From humble beginnings, the worshipping community of Catholics in Cambourne has grown to over a hundred and fifty people who meet each week on Saturday evenings, at 5pm, to celebrate Mass together at the shared church building in Cambourne.
Cambourne was initially going to be named Monkfield after the name of the original farm which was built on the site of a Benedictine monastery.
The Church of England, the Baptist Union of Great Britain, the Methodist Church of Great Britain, and the United Reformed Church work together as a Local Ecumenical Partnership. After the lively ministry of Rev. Carrie Pemberton, Peter Woo was appointed in 2001 as first full-time residential minister. Cambourne Church has a team of paid staff, including a youth worker and administrators.
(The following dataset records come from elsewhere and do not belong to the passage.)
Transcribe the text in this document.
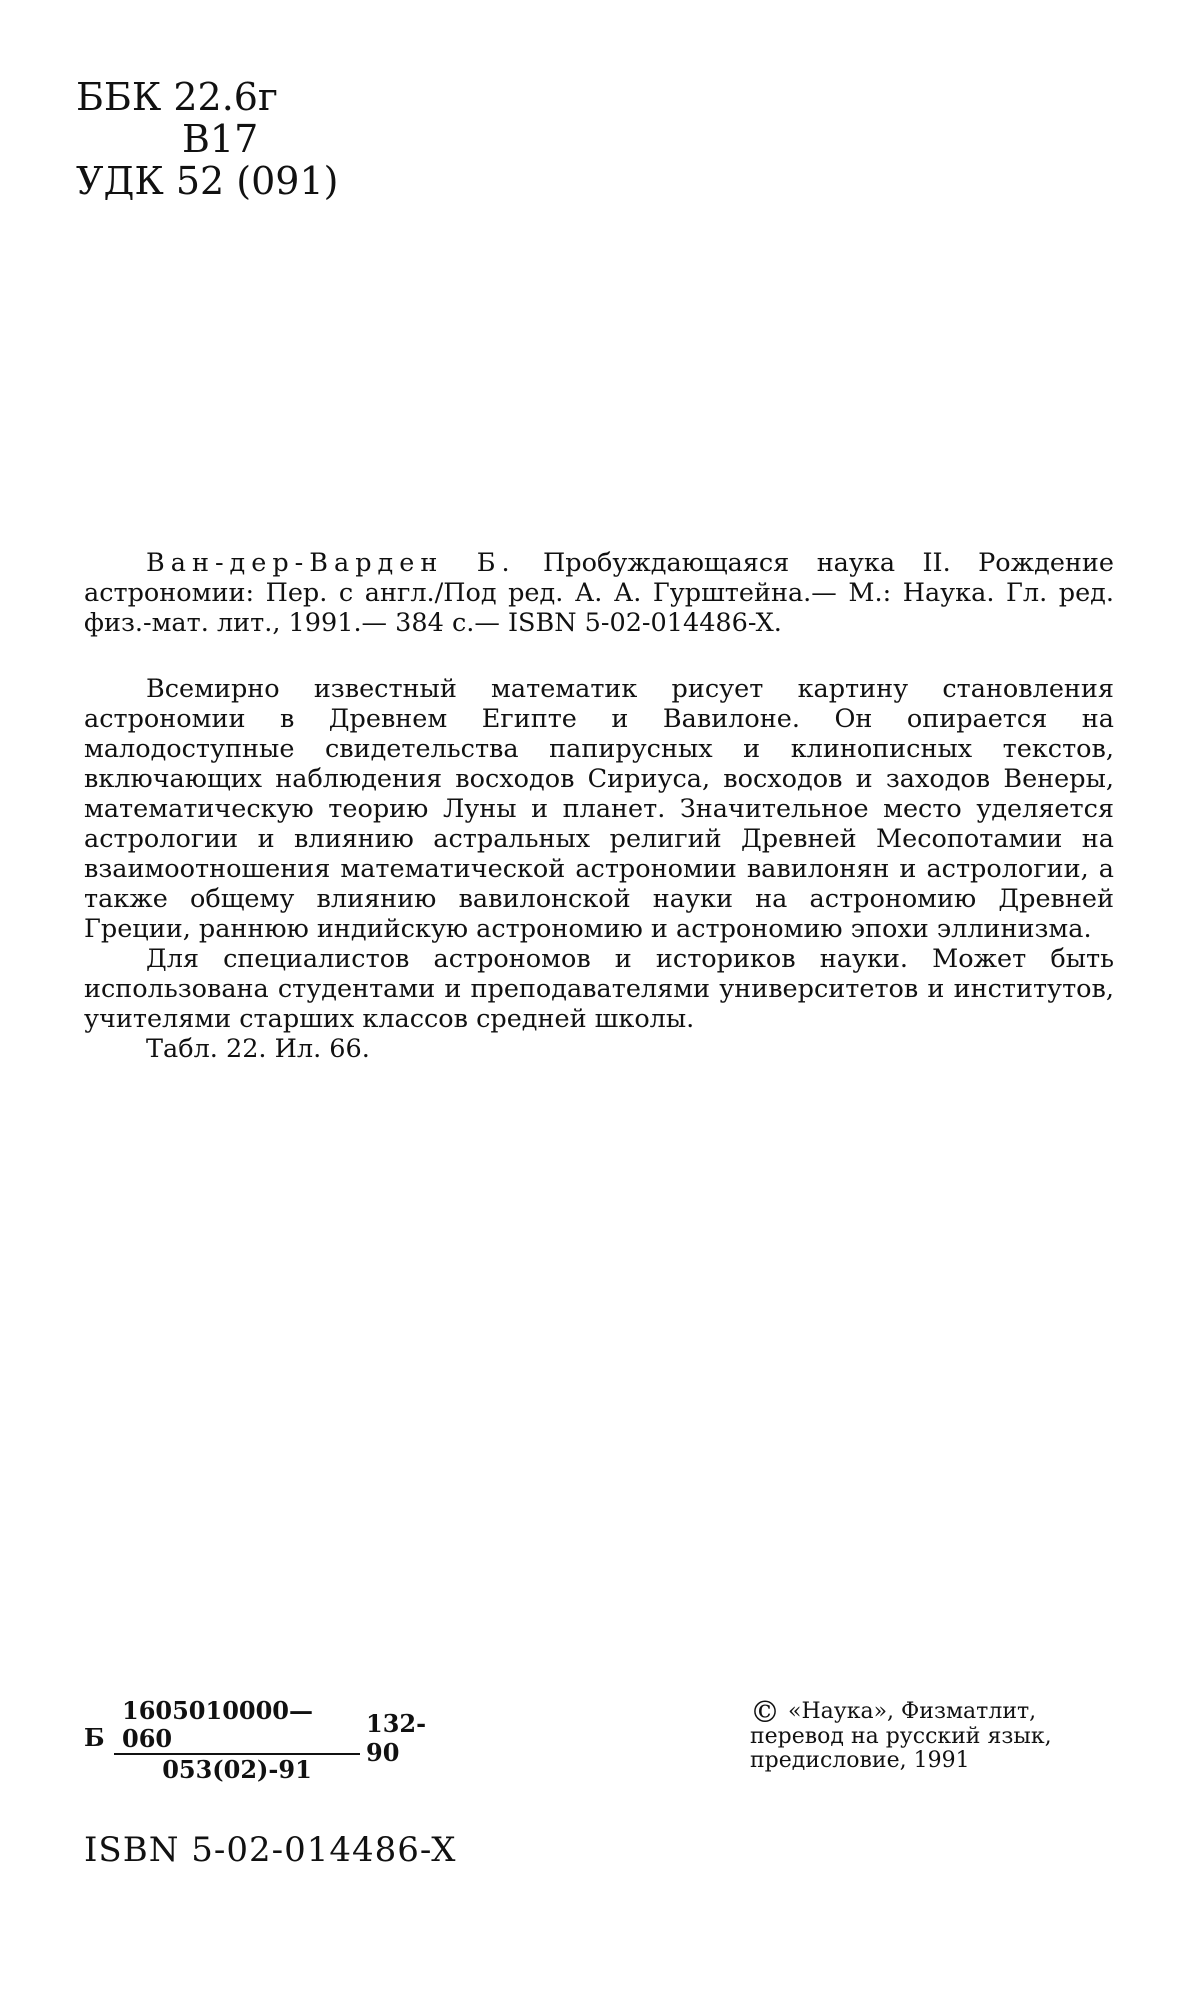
ББК 22.6г
В17
УДК 52 (091)

Ван-дер-Варден Б. Пробуждающаяся наука II. Рождение астрономии: Пер. с англ./Под ред. А. А. Гурштейна.— М.: Наука. Гл. ред. физ.-мат. лит., 1991.— 384 с.— ISBN 5-02-014486-X.

Всемирно известный математик рисует картину становления астрономии в Древнем Египте и Вавилоне. Он опирается на малодоступные свидетельства папирусных и клинописных текстов, включающих наблюдения восходов Сириуса, восходов и заходов Венеры, математическую теорию Луны и планет. Значительное место уделяется астрологии и влиянию астральных религий Древней Месопотамии на взаимоотношения математической астрономии вавилонян и астрологии, а также общему влиянию вавилонской науки на астрономию Древней Греции, раннюю индийскую астрономию и астрономию эпохи эллинизма.

Для специалистов астрономов и историков науки. Может быть использована студентами и преподавателями университетов и институтов, учителями старших классов средней школы.

Табл. 22. Ил. 66.

Б $\frac{1605010000—060}{053(02)-91} 132-90$
© «Наука», Физматлит,
перевод на русский язык,
предисловие, 1991
ISBN 5-02-014486-X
The waiting room of the doctor’s surgery (now the dentists) became the first meeting place in a muddy building site of a place to which you brought your own chair.
Before funds to build the permanent Church Centre were raised, an old Portacabin classroom was reconditioned by local residents and placed on the opposite the planned Church site. It became the first community building available for Cambourne residents, opening as The Ark on Palm Sunday 2002. This quickly became a home to a wide variety of community groups as well as the site for weekly Catholic Mass. Mgr Tony Rogers, Fr Richard Healy and Fr Rafael Esteban courageously came out to a very small congregation from 2001.
In 2004 there were barely 20 people attending. With the introduction of First Holy Communion Preparation to a small group of seven children the community began to blossom.
By 2008 we were bursting at the seams and happily moved to the Vine Interchurch School, built in 2005, for our weekly Mass. The Roman Catholic Church is not part of the Vine, but we have excellent relations with the Headteacher Debbie Higham, who is very keen to have Catholic governors on board.
Phase one of Church building was officially opened on 13 July 2010. The building has a tall barn-like design, aiming to be accessible, welcoming and environmentally sustainable. With only the first phase completed the main hall accommodates up to 150 people.